Legislative Measures
Background:
Michael Walsh, Partner and Chair of Property at Byrne Wallace LLP, eloquently outlines the background to the current unnecessarily burdensome legal position here.
“Unauthorised development results in significant legal and commercial implications, including the need for protracted due diligence on every dealing with the land, thus increasing transaction timelines and costs. Queries extending back to 1964 (when the modern planning law system was established in Ireland) can be impossible to answer, as many planning authorities have not retained records going back that far. The writers argue that requiring this level of historical lookback, with the costs and time involved, serves no obvious societal purpose”
The Law Society has proposed the creation of a new class of development referred to as END (Existing Non-confrming development). This would include historic development that has not been subject to enforcement. Such development would not be a blemish on title.
Proposal:
Implement the Law Society’s recommendation to legislate for a new class of development referred to as END, as above.
Run Measures
Run measures are large-scale undertakings that will require a multi-month / multi-year commitment and substantial investment.

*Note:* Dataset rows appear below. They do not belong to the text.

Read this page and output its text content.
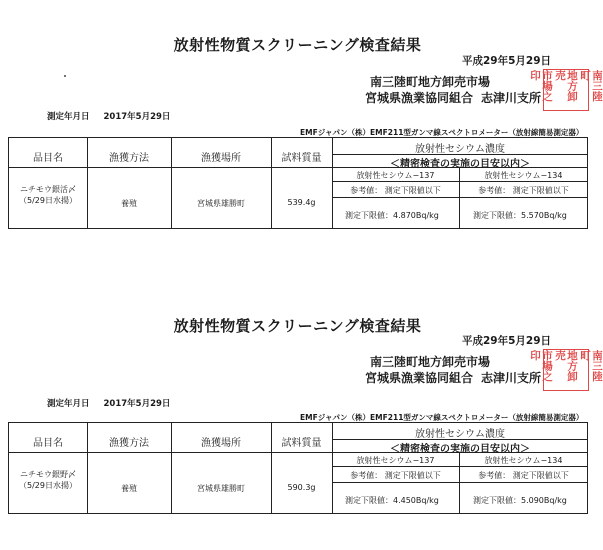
放射性物質スクリーニング検査結果
平成29年5月29日
南三陸町地方卸売市場
宮城県漁業協同組合 志津川支所	南三陸町
地方卸売
市場之印
測定年月日 2017年5月29日
EMFジャパン（株）EMF211型ガンマ線スペクトロメーター（放射線簡易測定器）
品目名	漁獲方法	漁獲場所	試料質量
放射性セシウム濃度
＜精密検査の実施の目安以内＞
ニチモウ銀活〆
（5/29日水揚）	養殖	宮城県雄勝町	539.4g
放射性セシウム−137	放射性セシウム−134
参考値： 測定下限値以下	参考値： 測定下限値以下
測定下限値：4.870Bq/kg	測定下限値：5.570Bq/kg
放射性物質スクリーニング検査結果
平成29年5月29日
南三陸町地方卸売市場
宮城県漁業協同組合 志津川支所	南三陸町
地方卸売
市場之印
測定年月日 2017年5月29日
EMFジャパン（株）EMF211型ガンマ線スペクトロメーター（放射線簡易測定器）
品目名	漁獲方法	漁獲場所	試料質量
放射性セシウム濃度
＜精密検査の実施の目安以内＞
ニチモウ銀野〆
（5/29日水揚）	養殖	宮城県雄勝町	590.3g
放射性セシウム−137	放射性セシウム−134
参考値： 測定下限値以下	参考値： 測定下限値以下
測定下限値：4.450Bq/kg	測定下限値：5.090Bq/kg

These measures would have a transformative impact on the conveyancing process, if implemented. In order to bring to fruition, a multi-agency, government funded, full time implementation body would need to be formed.

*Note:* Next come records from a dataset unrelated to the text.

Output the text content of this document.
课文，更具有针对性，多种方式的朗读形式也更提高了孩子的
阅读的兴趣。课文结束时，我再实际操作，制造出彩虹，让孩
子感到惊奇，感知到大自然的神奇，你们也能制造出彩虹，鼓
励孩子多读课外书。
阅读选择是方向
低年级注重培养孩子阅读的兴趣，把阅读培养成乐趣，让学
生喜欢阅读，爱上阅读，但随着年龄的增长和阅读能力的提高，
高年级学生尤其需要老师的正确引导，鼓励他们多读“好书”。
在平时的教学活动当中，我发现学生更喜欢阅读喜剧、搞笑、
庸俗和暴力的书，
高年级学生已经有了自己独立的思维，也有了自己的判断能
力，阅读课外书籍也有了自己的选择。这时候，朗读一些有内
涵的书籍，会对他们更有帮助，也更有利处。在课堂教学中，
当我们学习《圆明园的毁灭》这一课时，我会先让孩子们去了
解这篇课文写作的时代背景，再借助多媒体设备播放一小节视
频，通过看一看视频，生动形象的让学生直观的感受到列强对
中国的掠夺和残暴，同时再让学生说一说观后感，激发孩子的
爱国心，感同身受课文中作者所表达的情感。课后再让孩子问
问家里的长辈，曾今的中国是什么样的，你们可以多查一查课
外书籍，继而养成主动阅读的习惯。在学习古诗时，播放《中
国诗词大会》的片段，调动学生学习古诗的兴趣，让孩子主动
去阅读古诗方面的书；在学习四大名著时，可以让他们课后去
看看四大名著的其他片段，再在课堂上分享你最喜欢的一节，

Conveyance process optimisation in Ireland continues to suffer from a disjointed approach with many stakeholders pursuing “solo-runs” without engaging with each other. For example, IPAV’s Seller’s Legal Pack for Property Buyers is not supported by the Law Society. In this regard the bill has a “Hamlet without the Prince” feel to it. Real transformation will only be possible with formal cooperation amongst all stakeholders. So far, this hasn’t been forthcoming resulting in the current broken system.
Process Measures
Background:
The current system involves a lender that is taking a charge on a property, on foot of a mortgage, taking physical custody of the title deeds for that property. When this property is to be sold, the vendor’s solicitor requests these title deeds to be posted to him/her on accountable trust receipt. The solicitor makes copies of these title deeds and posts or emails them to the purchasing solicitor (see Measure 1 above). The originals cannot be released until a binding contract is in place. In advance of closing the sale, the originals are then posted to the purchaser’s solicitor. After the sale has closed, the purchaser’s solicitor prepares a certificate of title, incorporating the updated title deeds, and posts this to the lender’s bank for safe keeping, until the property is to be sold again. This is an astoundingly inefficient, paper based, anarchic process that takes months, the likes of which is just not seen in any other industry, all of which have long since digitised their processes.

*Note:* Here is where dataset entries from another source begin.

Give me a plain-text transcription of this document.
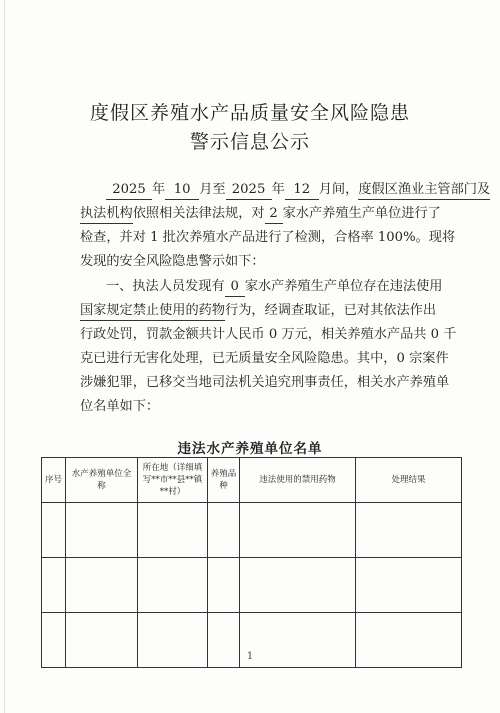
度假区养殖水产品质量安全风险隐患
警示信息公示
2025 年 10 月至 2025 年 12 月间，度假区渔业主管部门及
执法机构依照相关法律法规，对 2 家水产养殖生产单位进行了
检查，并对 1 批次养殖水产品进行了检测，合格率 100%。现将
发现的安全风险隐患警示如下：
一、执法人员发现有 0 家水产养殖生产单位存在违法使用
国家规定禁止使用的药物行为，经调查取证，已对其依法作出
行政处罚，罚款金额共计人民币 0 万元，相关养殖水产品共 0 千
克已进行无害化处理，已无质量安全风险隐患。其中，0 宗案件
涉嫌犯罪，已移交当地司法机关追究刑事责任，相关水产养殖单
位名单如下：
违法水产养殖单位名单
序号	水产养殖单位全称	所在地（详细填写**市**县**镇**村）	养殖品种	违法使用的禁用药物	处理结果

1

It is quite standard for contracts to remain undrafted six weeks post sale agreed as the vendor’s solicitor is “waiting on the deeds.” During this period, the vendor’s solicitor, let alone their client or the purchasing solicitor or their client, has no visibility whatsoever as to whether the ATR request has been received or is being acted upon (see measure 10 above). By digitising title deeds, referred to as dematerialisation, they would be available to both sides’ solicitors the moment a sales advice note is issued.
Proposal:
The Irish Government should fund and task Tailte Éireann with becoming a centralised title deed management agency in Ireland. Every set of title deeds in the country would be shipped to a single, centralised facility. On arrival, the deeds would be scanned, tagged with an eircode then uploaded to secure servers. Once digitised, the paper deeds should be shredded. These digital deeds would be made available to solicitors via their Land Direct accounts.
Every time a property is transacted, the purchaser’s solicitor would upload any new title deeds with their Form 17 e.g. planning documentation for an extension to the property. Banks’ charges are recorded on folios now so the whole concept of holding physical title deeds in order to enforce their security is redundant.